Gargalhadas e melodrama na última “A Sopa de Maria”

O ator João Miguel falou sobre a fé na tridimensionalidade. Na última edição de A Sopa de Maria, na noite desta terça-feira, 28 de março, no Palacete das Artes, o artista relatou fatos que pareciam demonstrar a relação entre as dimensões e os tempos. No programa que debatia o tema Circo ele contou que atuava como o palhaço Magal e foi à casa de Maria Moniz devolver um livro que um amigo pedira emprestado. Daí nasceu uma bonita e profícua amizade. João Miguel freqüentou a varanda de Maria, tempos depois dos jovens artistas e intelectuais que viveram o período pré Tropicália.

Na ação do projeto Tropicália: Régua e Compasso João Miguel contou como a amizade com a atriz influenciou sua trajetória profissional, tendo, inclusive, feito um estágio no Teatro Soleil, na Europa, incentivado por ela. “Maria sempre me dizendo coisas… É dessas pessoas que você encontra no caminho para provocar e acreditar. Isso tem a ver com o Tropicalismo, como comprometimento com a liberdade de arriscar”.

O ator compunha a mesa com a socióloga Karina de Faria e com o professor e pesquisador Reginaldo Carvalho. Antes de cada um tratar do Circo, odiretor, ator,  palhaço, dramaturgo e roteirista João Lima fez performance de abertura, arrancando gargalhadas do público com as artes do seu palhaço Teseu. O público “de cá e de cá” cantou uma música do repertório circense e o palhaço fez um número de mágica, fazendo “sumir” um relógio.

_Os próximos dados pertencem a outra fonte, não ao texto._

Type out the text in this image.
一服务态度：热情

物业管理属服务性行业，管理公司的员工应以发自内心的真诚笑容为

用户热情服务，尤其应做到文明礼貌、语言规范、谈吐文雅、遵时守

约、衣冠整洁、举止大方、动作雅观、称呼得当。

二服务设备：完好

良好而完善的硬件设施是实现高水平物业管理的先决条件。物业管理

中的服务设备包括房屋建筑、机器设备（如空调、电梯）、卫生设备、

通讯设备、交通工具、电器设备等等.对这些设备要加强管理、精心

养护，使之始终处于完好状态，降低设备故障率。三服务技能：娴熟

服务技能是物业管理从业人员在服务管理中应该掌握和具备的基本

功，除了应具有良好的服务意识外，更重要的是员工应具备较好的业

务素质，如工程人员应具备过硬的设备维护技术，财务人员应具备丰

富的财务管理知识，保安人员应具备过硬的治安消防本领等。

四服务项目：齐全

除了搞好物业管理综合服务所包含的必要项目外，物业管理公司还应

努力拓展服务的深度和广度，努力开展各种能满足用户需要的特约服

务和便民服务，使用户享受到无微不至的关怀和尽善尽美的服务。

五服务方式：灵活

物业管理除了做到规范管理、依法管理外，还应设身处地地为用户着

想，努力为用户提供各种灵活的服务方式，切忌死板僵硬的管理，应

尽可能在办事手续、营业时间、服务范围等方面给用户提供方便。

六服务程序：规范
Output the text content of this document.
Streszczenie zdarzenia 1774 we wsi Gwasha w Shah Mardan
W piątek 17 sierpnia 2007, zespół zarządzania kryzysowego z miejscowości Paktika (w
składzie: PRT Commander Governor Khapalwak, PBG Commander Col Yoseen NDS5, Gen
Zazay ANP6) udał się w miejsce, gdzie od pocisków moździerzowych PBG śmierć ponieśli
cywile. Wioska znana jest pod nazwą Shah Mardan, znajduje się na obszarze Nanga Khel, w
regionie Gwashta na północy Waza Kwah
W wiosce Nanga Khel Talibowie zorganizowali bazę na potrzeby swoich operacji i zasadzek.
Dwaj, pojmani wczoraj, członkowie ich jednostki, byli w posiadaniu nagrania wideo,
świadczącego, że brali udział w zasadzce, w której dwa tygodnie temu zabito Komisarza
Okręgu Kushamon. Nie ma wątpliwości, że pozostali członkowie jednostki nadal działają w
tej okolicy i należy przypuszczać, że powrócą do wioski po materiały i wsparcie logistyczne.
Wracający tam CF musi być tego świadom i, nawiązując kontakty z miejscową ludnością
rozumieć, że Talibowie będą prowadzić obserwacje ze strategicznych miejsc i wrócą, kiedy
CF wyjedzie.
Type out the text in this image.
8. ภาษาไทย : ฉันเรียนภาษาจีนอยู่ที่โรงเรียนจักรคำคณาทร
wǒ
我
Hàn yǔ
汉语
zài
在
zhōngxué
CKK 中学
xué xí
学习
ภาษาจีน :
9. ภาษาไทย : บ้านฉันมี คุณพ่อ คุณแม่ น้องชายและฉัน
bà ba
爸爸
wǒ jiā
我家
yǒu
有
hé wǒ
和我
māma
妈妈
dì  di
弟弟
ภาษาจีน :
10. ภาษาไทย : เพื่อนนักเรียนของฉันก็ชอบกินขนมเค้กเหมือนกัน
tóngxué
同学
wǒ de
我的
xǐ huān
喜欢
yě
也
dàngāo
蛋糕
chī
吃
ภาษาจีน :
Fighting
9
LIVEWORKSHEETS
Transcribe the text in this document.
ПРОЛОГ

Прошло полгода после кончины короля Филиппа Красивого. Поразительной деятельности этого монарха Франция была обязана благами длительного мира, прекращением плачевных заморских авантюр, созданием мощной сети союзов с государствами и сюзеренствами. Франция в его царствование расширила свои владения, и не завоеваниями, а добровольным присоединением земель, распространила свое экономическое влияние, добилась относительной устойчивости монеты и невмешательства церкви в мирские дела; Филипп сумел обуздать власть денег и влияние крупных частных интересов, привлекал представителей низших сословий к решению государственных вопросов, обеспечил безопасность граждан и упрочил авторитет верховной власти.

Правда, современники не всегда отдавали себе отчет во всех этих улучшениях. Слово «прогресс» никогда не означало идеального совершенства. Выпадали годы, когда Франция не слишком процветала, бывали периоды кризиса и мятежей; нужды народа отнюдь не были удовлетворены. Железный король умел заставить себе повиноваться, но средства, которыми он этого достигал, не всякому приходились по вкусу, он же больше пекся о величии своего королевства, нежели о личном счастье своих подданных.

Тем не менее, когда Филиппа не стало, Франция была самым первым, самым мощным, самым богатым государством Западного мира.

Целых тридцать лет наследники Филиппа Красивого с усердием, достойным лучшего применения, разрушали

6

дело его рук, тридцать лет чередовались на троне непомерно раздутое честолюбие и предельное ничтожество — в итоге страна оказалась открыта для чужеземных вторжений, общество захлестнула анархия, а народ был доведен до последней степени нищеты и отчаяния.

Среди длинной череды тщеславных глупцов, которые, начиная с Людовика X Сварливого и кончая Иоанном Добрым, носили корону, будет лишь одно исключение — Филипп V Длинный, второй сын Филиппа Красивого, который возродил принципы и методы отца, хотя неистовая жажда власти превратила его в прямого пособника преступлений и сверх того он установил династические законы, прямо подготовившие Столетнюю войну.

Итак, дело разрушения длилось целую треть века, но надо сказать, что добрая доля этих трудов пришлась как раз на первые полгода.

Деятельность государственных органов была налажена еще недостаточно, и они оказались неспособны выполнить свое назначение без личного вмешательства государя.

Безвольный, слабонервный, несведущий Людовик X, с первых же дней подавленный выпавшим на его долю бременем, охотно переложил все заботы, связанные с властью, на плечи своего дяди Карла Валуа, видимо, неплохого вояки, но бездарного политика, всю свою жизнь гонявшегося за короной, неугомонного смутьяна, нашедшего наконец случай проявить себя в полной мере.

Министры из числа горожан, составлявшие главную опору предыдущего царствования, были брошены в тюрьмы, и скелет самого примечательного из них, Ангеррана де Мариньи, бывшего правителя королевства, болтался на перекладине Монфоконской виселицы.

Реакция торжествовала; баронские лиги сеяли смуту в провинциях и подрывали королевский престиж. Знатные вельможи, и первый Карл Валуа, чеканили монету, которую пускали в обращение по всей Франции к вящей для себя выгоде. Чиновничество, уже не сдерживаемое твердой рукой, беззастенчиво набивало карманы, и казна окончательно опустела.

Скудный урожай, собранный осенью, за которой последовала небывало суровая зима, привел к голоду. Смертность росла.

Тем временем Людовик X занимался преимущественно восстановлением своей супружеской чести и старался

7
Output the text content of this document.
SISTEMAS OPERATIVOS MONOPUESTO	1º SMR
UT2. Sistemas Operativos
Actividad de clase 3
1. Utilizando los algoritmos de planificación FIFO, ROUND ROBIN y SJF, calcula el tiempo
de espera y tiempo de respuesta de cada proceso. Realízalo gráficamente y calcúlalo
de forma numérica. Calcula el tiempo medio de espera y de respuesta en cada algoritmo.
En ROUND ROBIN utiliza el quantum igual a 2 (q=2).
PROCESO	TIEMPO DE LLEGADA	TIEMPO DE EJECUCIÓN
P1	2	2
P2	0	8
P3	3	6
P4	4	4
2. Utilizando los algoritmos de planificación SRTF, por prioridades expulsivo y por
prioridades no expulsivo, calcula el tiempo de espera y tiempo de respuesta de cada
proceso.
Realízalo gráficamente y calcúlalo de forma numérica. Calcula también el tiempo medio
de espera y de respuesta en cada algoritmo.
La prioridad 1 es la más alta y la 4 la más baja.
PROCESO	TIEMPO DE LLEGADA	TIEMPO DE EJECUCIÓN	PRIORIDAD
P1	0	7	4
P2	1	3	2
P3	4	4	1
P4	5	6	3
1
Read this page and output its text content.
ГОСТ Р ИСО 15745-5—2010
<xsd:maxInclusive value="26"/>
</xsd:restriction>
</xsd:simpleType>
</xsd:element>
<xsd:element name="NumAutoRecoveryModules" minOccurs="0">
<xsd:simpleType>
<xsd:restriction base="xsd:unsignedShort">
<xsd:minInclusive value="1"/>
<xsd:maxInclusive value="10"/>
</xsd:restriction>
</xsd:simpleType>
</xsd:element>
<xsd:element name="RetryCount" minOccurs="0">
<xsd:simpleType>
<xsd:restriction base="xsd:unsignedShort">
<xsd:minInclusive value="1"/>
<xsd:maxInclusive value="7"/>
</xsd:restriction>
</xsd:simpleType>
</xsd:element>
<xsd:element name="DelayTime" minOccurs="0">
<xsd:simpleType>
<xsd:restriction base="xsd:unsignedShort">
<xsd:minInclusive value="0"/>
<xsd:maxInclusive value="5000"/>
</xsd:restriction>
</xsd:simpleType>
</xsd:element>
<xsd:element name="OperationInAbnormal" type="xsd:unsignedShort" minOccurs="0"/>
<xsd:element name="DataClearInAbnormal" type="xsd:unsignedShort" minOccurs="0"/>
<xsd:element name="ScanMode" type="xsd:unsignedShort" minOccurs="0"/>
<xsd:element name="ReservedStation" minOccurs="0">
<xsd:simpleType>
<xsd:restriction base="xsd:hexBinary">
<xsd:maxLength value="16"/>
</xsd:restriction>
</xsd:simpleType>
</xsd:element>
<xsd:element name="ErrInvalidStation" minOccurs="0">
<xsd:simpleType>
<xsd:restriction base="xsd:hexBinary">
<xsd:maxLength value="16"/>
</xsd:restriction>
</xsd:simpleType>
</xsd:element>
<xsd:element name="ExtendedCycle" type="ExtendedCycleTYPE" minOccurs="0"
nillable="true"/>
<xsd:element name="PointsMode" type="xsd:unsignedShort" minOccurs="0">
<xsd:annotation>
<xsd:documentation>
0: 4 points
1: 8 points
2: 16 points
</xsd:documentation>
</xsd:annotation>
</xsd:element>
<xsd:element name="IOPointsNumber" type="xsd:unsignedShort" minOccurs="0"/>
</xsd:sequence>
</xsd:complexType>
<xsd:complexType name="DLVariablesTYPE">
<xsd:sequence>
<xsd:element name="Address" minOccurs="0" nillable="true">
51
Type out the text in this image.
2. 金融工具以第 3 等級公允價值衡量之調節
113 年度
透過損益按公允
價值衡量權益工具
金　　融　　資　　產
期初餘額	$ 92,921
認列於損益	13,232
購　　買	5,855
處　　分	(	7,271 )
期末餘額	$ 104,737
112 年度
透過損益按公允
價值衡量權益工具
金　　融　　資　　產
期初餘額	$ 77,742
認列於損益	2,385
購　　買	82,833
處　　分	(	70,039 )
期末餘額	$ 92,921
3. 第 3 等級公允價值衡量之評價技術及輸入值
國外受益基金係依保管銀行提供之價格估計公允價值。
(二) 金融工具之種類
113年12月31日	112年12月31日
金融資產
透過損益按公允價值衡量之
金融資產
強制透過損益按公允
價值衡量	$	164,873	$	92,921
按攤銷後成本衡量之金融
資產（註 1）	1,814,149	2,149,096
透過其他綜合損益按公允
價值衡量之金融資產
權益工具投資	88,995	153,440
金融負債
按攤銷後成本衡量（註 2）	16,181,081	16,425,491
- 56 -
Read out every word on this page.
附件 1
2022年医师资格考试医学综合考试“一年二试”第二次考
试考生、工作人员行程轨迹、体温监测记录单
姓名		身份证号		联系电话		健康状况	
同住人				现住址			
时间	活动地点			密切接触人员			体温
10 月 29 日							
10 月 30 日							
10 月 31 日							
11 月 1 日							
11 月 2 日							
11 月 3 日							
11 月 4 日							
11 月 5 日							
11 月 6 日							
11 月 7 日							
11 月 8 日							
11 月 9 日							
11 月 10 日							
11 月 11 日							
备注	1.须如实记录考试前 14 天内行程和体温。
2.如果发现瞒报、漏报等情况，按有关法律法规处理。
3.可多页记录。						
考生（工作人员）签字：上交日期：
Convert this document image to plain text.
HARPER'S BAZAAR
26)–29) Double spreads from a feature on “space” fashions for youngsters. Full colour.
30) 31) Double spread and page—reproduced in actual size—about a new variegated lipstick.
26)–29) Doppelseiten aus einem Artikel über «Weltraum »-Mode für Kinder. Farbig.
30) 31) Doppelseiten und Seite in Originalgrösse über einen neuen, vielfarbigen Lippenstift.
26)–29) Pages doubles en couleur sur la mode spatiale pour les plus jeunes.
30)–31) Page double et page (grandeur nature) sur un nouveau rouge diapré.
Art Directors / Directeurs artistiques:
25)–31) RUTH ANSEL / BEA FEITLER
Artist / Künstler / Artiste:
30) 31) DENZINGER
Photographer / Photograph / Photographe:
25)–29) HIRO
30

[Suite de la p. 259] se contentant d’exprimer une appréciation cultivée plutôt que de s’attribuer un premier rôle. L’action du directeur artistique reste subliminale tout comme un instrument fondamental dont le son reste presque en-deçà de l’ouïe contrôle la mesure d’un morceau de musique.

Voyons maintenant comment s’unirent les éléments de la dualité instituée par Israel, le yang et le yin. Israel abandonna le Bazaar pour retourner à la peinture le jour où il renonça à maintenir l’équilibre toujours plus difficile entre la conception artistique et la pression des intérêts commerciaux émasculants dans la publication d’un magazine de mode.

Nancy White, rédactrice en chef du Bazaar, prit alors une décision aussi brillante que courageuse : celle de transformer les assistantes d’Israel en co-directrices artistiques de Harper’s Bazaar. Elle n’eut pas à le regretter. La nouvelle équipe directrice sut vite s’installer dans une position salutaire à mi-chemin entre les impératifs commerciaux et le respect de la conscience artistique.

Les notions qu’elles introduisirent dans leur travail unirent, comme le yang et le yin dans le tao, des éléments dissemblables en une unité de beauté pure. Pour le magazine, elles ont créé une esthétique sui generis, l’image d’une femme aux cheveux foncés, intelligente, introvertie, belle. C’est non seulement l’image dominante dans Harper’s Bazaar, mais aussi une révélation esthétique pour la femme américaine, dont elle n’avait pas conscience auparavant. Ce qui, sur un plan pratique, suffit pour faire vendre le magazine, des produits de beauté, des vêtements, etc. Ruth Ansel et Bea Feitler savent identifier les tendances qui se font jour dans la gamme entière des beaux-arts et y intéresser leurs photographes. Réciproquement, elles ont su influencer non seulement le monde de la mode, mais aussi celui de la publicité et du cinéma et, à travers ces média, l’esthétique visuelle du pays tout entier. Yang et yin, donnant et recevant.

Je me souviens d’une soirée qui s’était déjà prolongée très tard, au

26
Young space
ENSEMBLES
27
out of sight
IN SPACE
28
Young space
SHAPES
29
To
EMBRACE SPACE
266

No encerramento os participantes apreciaram uma sopa, criada especialmente para o evento pelo chef Moisés Maia, uma “Sopa de Caldo de Pinto”, com ovinhos de codorna.

 

Melodrama – Em sua fala Karina focou a atenção na trajetória de uma tia, que atuou intensamente como atriz de rádio (Excelsior e Sociedade) e que fora no início da carreira uma artista circense. “Para mim era uma senhorinha doce e calada, mas descobri, a partir de pesquisa, que teve um trabalho diversificado, começando como ponto no circo e se dedicando, especialmente, a papeis de vilã”, contou, lendo alguns textos com os companheiros de mesa. Karina reforçou a ideia de que muitos dos agentes culturais da pré Tropicália tiveram o circo como referência.

 

Reginaldo reforçou a influência do Circo entre os artistas que movimentavam a cultura na década de 1960, especialmente aqueles que moravam no interior e que vieram participar da ebulição artística na capital.  Ele citou a gravação de música Coração Materno, de Vicente Celestino, pelo já tropicalista Caetano Veloso, como uma influência do estilo melodramático conhecido dos circos. “O melodrama não morreu, ele está entre nós”, argumentou.

 

A ação A Sopa de Maria integrou o projeto Tropicália: Régua e Compasso, realizado pela Fundação Cultural do Estado (Funceb), em parceria com o Instituto do Patrimônio Artístico e Cultural (IPAC) e com a Fundação Pedro Calmon (FPC), entidades vinculadas à Secretaria de Cultura do Estado da Bahia (SecultBA).

 

Diretora da Funceb e idealizadora do projeto, Fernanda Tourinho avaliou de forma positiva as edições da Sopa, salientando a riqueza de informação de histórias que puderam ser narradas sobre vários pontos de vista por quem as viveu, na década de 1960.